Merasa Gus Zain tidak ada niatan untuk menanggapi, Hasbi pun kembali angkat bicara. “Saya minta maaf harus menyampaikan ini. Saya juga minta tolong sama njenengan buat nggak menjauhi Ahwa setelah ini, karena ini bener-bener keinginan saya buat ngomong ini.”

“Nggak ada alasan buat saya ngejauhin Ahwa setelah ini,” sahut Gus Zain, “kamu juga nggak harus ngomongin ini ke saya.” Jujur saja Gus Zain merasa bingung harus menanggapi seperti apa. Mengetahui rahasia seseorang yang telah disimpan rapi selama bertahun-tahun lamanya itu seperti ... ah, entahlah.

“Saya cuma mau meluruskan kesalahpahaman ini. Biar jelas kalau bukan Ning Nadia pengirimnya,” jelas Hasbi.

“Tapi orang lain bakal tetep mengira sesuka hati mereka. Kamu jangan lupakan kewajiban kita buat menyembunyikan identitas asli pengirim,” ucap Gus Zain.
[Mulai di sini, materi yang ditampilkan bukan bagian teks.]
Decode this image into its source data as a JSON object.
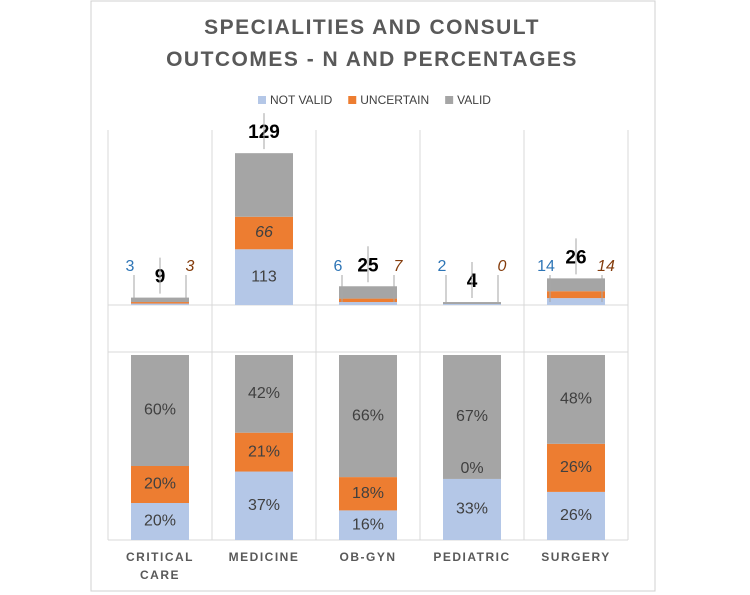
{
  "chart_data": [
    {
      "type": "bar",
      "stacked": true,
      "title": "SPECIALITIES AND CONSULT OUTCOMES - N AND PERCENTAGES",
      "series": [
        {
          "name": "NOT VALID",
          "color": "#b4c7e7",
          "values": [
            3,
            113,
            6,
            2,
            14
          ]
        },
        {
          "name": "UNCERTAIN",
          "color": "#ed7d31",
          "values": [
            3,
            66,
            7,
            0,
            14
          ]
        },
        {
          "name": "VALID",
          "color": "#a5a5a5",
          "values": [
            9,
            129,
            25,
            4,
            26
          ]
        }
      ],
      "ylim": [
        0,
        355
      ]
    },
    {
      "type": "bar",
      "stacked": true,
      "categories": [
        "CRITICAL CARE",
        "MEDICINE",
        "OB-GYN",
        "PEDIATRIC",
        "SURGERY"
      ],
      "series": [
        {
          "color": "#b4c7e7",
          "values": [
            20,
            37,
            16,
            33,
            26
          ],
          "value_labels": [
            "20%",
            "37%",
            "16%",
            "33%",
            "26%"
          ]
        },
        {
          "color": "#ed7d31",
          "values": [
            20,
            21,
            18,
            0,
            26
          ],
          "value_labels": [
            "20%",
            "21%",
            "18%",
            "0%",
            "26%"
          ]
        },
        {
          "color": "#a5a5a5",
          "values": [
            60,
            42,
            66,
            67,
            48
          ],
          "value_labels": [
            "60%",
            "42%",
            "66%",
            "67%",
            "48%"
          ]
        }
      ],
      "ylim": [
        0,
        100
      ]
    }
  ]
}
“Bukan itu juga inti yang mau saya bicarakan, Gus. Tapi ... maaf, boleh tolong njenengan nyoba buka hati buat Ahwa? Mempertimbangkan memandang Ahwa lebih dari teman untuk beberapa tahun ke depan.”

Tidak ada yang menjamin sebuah perkataan yang telah terlontar hanya akan didengar oleh satu orang untuk selamanya. Entah berawal dari telinga mana yang tidak sengaja mendengar obrolan kedua laki-laki itu, dalam beberapa hari kabar tersebut telah menyebar di seluruh sudut sekolah.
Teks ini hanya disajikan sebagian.